Powers of the cycle (1 2 3 4 5 6 7 8 9 10)

Here are the tables I got:

t₉⁰

(1)

t₉¹

(1 2 3 4 5 6 7 8 9)

t₉²

(1 3 5 7 9 2 4 6 8)

t₉³

(1 4 7)(2 5 8)(3 6 9)

t₉⁴

(1 5 9 4 8 3 7 2 6)

t₉⁵

(1 6 2 7 3 8 4 9 5)

t₉⁶

(1 7 4)(2 8 5)(3 9 6)

t₉⁷

(1 8 6 4 2 9 7 5 3)

t₉⁸

(1 9 8 7 6 5 4 3 2)

t₁₀⁰

(1)

t₁₀¹

(1 2 3 4 5 6 7 8 9 10)

t₁₀²

(1 3 5 7 9)(2 4 6 8 10)

t₁₀³

(1 4 7 10 3 6 9 2 5 8)

t₁₀⁴

(1 5 9 3 7)(2 6 10 4 8)

t₁₀⁵

(1 6)(2 7)(3 8)(4 9)(5 10)

t₁₀⁶

(1 7 3 9 5)(2 8 4 10 6)

t₁₀⁷

(1 8 5 2 9 6 3 10 7 4)

t₁₀⁸

(1 9 7 5 3)(2 10 8 6 4)

t₁₀⁹

(1 10 9 8 7 6 5 4 3 2)

This agrees with my prediction: the number of cycles in t_n^k is the highest common factor of k and n. (Of course, (1) really means (1)(2)(3)Ľ(n) so has n cycles.)

In t_n¹, consecutive numbers are 1 apart (1, 2, 3, ..., n).

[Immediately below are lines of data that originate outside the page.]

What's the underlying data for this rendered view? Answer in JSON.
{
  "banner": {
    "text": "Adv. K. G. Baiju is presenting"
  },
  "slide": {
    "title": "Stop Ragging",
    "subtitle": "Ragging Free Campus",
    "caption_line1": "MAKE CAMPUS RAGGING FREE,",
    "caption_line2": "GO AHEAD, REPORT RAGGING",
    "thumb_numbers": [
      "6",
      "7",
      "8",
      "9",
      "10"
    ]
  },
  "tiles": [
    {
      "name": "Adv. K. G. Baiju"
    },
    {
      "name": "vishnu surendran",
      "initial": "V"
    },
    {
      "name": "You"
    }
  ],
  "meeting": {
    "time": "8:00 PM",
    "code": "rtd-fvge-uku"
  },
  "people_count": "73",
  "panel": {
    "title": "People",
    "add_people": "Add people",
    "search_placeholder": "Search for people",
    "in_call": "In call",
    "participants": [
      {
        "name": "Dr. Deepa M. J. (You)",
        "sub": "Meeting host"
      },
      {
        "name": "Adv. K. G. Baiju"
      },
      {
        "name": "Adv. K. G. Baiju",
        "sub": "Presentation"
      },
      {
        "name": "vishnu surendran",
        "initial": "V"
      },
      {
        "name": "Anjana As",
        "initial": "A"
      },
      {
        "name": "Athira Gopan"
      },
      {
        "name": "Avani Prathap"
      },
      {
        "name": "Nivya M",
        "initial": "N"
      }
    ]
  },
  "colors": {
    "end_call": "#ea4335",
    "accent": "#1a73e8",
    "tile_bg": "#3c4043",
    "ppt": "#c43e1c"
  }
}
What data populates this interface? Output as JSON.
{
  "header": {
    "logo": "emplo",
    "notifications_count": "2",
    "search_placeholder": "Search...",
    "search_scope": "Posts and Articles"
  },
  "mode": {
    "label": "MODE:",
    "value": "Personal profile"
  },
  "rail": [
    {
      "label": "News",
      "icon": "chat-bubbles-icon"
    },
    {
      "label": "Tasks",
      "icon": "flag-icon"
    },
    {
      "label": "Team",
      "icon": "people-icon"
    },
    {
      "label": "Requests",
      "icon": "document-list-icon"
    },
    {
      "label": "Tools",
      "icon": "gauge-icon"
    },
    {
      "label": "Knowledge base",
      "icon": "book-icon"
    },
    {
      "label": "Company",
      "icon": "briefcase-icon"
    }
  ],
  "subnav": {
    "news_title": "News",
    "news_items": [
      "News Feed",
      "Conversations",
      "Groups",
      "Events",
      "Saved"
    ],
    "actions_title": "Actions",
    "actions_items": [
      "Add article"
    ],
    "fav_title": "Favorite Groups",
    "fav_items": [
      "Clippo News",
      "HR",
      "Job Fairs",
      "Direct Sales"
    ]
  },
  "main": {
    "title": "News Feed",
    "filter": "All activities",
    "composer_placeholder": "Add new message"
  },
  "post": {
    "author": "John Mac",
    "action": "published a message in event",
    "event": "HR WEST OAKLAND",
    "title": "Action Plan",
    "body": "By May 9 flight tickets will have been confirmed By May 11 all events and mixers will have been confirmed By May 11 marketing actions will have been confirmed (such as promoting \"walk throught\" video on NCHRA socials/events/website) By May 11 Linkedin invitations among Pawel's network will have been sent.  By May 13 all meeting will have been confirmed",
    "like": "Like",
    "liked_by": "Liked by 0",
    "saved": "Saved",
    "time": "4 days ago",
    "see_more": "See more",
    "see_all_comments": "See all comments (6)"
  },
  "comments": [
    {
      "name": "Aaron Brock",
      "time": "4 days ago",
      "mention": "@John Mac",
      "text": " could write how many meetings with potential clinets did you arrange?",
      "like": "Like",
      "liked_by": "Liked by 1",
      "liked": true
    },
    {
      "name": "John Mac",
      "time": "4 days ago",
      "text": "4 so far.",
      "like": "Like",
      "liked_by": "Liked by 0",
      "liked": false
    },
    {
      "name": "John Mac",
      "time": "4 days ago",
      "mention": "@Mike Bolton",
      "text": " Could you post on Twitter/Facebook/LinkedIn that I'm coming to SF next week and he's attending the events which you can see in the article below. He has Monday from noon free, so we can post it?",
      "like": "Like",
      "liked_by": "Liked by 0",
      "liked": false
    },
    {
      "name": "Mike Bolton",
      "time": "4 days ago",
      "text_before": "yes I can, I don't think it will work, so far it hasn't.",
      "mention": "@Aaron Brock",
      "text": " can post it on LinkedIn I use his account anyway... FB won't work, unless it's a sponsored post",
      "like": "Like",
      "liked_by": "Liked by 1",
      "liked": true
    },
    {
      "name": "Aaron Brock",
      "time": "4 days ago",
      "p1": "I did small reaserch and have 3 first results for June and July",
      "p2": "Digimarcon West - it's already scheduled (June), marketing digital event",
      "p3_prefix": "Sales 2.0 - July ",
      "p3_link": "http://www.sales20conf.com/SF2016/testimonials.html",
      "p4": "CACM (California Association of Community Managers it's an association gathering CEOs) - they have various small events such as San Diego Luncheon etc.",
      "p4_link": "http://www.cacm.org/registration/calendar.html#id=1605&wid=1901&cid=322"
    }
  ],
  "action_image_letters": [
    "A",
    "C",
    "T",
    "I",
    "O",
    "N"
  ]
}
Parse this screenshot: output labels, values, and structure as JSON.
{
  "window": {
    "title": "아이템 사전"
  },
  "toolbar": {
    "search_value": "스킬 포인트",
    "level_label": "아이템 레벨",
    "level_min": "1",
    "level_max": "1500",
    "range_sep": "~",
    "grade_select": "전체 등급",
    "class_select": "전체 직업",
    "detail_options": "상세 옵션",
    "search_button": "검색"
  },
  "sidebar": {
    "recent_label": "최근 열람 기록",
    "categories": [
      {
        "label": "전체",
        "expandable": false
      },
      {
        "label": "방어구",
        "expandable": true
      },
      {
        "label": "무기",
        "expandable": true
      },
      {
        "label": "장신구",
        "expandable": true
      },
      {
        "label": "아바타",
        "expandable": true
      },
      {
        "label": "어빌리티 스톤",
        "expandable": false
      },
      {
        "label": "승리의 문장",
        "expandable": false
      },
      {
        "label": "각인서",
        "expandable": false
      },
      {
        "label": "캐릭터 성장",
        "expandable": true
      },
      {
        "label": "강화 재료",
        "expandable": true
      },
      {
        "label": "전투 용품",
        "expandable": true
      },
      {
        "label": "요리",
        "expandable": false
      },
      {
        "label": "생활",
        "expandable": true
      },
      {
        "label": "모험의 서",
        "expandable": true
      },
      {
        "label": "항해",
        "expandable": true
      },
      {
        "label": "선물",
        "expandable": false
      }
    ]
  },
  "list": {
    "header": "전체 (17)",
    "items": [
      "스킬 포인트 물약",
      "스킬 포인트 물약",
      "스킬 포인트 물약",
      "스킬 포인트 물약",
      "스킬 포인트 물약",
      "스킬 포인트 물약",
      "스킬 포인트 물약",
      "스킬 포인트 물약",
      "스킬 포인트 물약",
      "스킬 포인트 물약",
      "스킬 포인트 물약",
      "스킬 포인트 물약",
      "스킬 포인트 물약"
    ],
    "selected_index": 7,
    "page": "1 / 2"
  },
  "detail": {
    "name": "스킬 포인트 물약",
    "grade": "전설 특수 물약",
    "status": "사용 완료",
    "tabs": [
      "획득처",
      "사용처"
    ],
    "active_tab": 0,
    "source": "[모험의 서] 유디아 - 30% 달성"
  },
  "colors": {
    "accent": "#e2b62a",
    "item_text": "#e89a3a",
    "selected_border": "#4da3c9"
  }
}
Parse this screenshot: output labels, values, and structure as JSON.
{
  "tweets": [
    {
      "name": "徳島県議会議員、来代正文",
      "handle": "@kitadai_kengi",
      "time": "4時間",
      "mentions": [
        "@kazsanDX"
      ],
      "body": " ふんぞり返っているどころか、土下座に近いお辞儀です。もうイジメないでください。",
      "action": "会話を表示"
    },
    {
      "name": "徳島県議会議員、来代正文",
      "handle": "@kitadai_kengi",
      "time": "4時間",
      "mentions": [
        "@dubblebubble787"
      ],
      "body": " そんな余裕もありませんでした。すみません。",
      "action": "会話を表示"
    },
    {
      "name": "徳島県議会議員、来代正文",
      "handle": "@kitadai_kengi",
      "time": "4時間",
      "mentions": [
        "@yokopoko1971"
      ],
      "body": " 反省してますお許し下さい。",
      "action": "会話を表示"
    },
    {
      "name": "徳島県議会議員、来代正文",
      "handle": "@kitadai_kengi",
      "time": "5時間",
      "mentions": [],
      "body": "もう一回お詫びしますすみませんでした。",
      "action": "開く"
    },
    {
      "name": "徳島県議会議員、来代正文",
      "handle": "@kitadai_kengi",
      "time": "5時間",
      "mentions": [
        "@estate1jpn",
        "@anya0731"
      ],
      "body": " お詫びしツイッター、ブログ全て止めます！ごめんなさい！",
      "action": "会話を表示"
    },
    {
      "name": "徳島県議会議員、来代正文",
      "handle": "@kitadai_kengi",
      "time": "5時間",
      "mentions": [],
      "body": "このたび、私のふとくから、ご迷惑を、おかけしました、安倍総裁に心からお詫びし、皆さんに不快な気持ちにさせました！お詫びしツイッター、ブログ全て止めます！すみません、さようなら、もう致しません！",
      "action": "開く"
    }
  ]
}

When we do this twice, they are two apart, because, for example, 1 goes to 2 which goes to 3 so 1 goes to 3. When we work out t_n³, the numbers that were 2 apart become 3 apart, because, for example, 1 goes to 3 which goes to 4 so 1 goes to 4. It's quite easy to see that this will keep happening, because each time we apply t_n we move the numbers 1 further apart. So in t_n^k the numbers are k apart. But now we can see that the number of cycles we get will be the highest common factor of k and n; this is like the Stars problem mentioned in this question.